遺体の遺棄はいつも自分の役目だった。はいと返事をして、あの夜もこんな風に国道を西へ進んだのだ。街灯の灯りとてない牧草地帯を走り、真っ黒な森へ向けてハンドルを切る。重い遺体袋を引きずった森。運ぶ時は二人、そのときはひとり。穴に落ちないで、夜の夜中にあの洞窟にたどり着くのは至難の業だ。
そのとき、森の入り口から誰かがこちらへやってくるのを見たのだ。ひと気のない百穴の森、しかも夜中。こんな時間に用があるのは同業者ぐらいだろう。思わず懐に手を入れた。
人影が、なにか重そうなものを引きずっているのはすぐにわかった。ゴルフバッグのようなものを抱えるようにして引きずるその姿は、あの夜の自分かと思われた。
まずいと思った瞬間、相手もまた自分に気づいたことに気づく。さあ、どうする。お互い同じ困惑を共有しながら、暗闇の中を静かに近づく。身を翻せば背中に銃弾が食い込まないとも限らない。
「やあ」
先に声をかけてきたのは相手だった。落ち着いた若者の声だ。
「この先は危ないよ。帰った方がいい」
「重そうだな、何を運んでいるんだ。手伝おうか」
真正面からたずねると、若者は下を向いて答えた。
「運んでるんじゃなくて、連れて帰ってるんだ」
「なにを」
「迷子になった友人を」
月が雲から出て目の前の男の顔を青く照らした。サングラスに隠されてはいるが、その青年の顔立ちの美しさに、ジェイは一瞬見とれ、そして驚愕していた。……まさか、もしかして、この男は。
「穴に落ちるなよ」青年は言うと、そのまま何事もなかったかのように通り過ぎた。
「ヘイ」
ジェイは背中から呼びかけた。
「きみの大事なひとの消息を知ってる」
青年は振り向いた。
「……なんだって?」
「ここでのことはなかったことにしよう。その前提で、きみと話がしたい」
青年はいぶかしそうに尋ねた。
「あんた、誰だ?」
「隣の国のギャングの飼い犬だ。香港でチンピラをやっているときに拾われた」
青年はじっとジェイの顔を見た。その顔に向かって、ジェイは言った。
「世にも美しく、そして憐れな女の話を聞きたくないか」
「なぜその女のことを俺に話す」
「わたしは長いことギャングとともにいた、そして彼女を見てきた。ひと目見ただけで誰もが詩をささげたくなるような女だ。

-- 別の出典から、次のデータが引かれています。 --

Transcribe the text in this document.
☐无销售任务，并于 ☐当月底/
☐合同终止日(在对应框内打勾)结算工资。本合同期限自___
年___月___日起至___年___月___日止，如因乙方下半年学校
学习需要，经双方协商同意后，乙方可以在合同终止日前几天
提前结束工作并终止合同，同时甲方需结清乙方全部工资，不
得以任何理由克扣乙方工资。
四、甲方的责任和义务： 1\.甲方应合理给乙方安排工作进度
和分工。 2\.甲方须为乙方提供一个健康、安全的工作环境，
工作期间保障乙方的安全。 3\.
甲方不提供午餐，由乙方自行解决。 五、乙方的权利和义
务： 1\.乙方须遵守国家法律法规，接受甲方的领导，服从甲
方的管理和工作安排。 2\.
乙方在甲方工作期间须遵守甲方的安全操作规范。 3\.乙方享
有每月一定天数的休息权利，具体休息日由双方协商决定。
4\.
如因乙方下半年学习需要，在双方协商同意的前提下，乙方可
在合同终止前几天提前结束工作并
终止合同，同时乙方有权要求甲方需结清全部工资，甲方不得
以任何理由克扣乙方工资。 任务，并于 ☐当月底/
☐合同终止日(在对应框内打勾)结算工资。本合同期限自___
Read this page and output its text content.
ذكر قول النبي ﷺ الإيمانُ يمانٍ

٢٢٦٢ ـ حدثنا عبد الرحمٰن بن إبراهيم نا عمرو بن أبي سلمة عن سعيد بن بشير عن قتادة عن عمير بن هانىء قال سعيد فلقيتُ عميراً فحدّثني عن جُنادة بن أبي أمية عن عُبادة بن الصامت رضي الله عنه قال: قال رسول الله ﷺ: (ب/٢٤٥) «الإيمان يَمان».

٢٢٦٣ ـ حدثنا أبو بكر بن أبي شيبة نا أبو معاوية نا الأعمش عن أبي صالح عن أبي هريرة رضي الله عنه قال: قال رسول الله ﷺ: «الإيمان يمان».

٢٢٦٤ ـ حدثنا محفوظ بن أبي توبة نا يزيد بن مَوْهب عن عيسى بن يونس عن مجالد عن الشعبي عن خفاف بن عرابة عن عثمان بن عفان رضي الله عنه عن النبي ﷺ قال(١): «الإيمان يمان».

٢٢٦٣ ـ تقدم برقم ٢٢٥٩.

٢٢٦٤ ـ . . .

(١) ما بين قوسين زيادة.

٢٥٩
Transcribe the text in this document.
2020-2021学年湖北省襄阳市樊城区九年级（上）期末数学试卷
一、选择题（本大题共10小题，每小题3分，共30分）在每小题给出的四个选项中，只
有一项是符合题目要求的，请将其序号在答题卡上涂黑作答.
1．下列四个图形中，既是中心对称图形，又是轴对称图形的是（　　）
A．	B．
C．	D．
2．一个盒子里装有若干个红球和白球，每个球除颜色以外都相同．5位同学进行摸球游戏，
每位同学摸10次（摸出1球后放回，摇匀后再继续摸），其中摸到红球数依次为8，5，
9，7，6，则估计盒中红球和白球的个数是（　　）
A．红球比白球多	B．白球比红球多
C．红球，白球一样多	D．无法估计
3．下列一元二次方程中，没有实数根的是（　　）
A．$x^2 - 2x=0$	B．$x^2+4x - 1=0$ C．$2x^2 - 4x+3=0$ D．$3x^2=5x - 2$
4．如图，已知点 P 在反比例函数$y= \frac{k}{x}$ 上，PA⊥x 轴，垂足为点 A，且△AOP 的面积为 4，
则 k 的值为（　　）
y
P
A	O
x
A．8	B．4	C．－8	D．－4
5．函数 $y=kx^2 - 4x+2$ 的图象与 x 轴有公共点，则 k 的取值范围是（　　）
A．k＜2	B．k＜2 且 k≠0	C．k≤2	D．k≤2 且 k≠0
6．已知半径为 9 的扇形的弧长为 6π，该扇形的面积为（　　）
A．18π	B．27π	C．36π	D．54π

あの痛々しい女はきみと共にこそあるべきだ。それとも、わたしは人違いをしているのだろうか」
青年は長いこと男の顔を見ると、言った。
「……いいや」
月はまたさっと雲に隠れた。
行き当たりばったりの暴力と無頼の日々で、運命とか宿命など信じたことも考えたこともなかった。だが、その夜の邂逅には月の光か精霊の気まぐれが絡んでいたのだろうか。流されるだけの日々に自分から印を立て、初めて立つ場所を決めた夜、あの青年との出会いは自分だけでなくたぶんまわりの流れを静かに変えたのだ。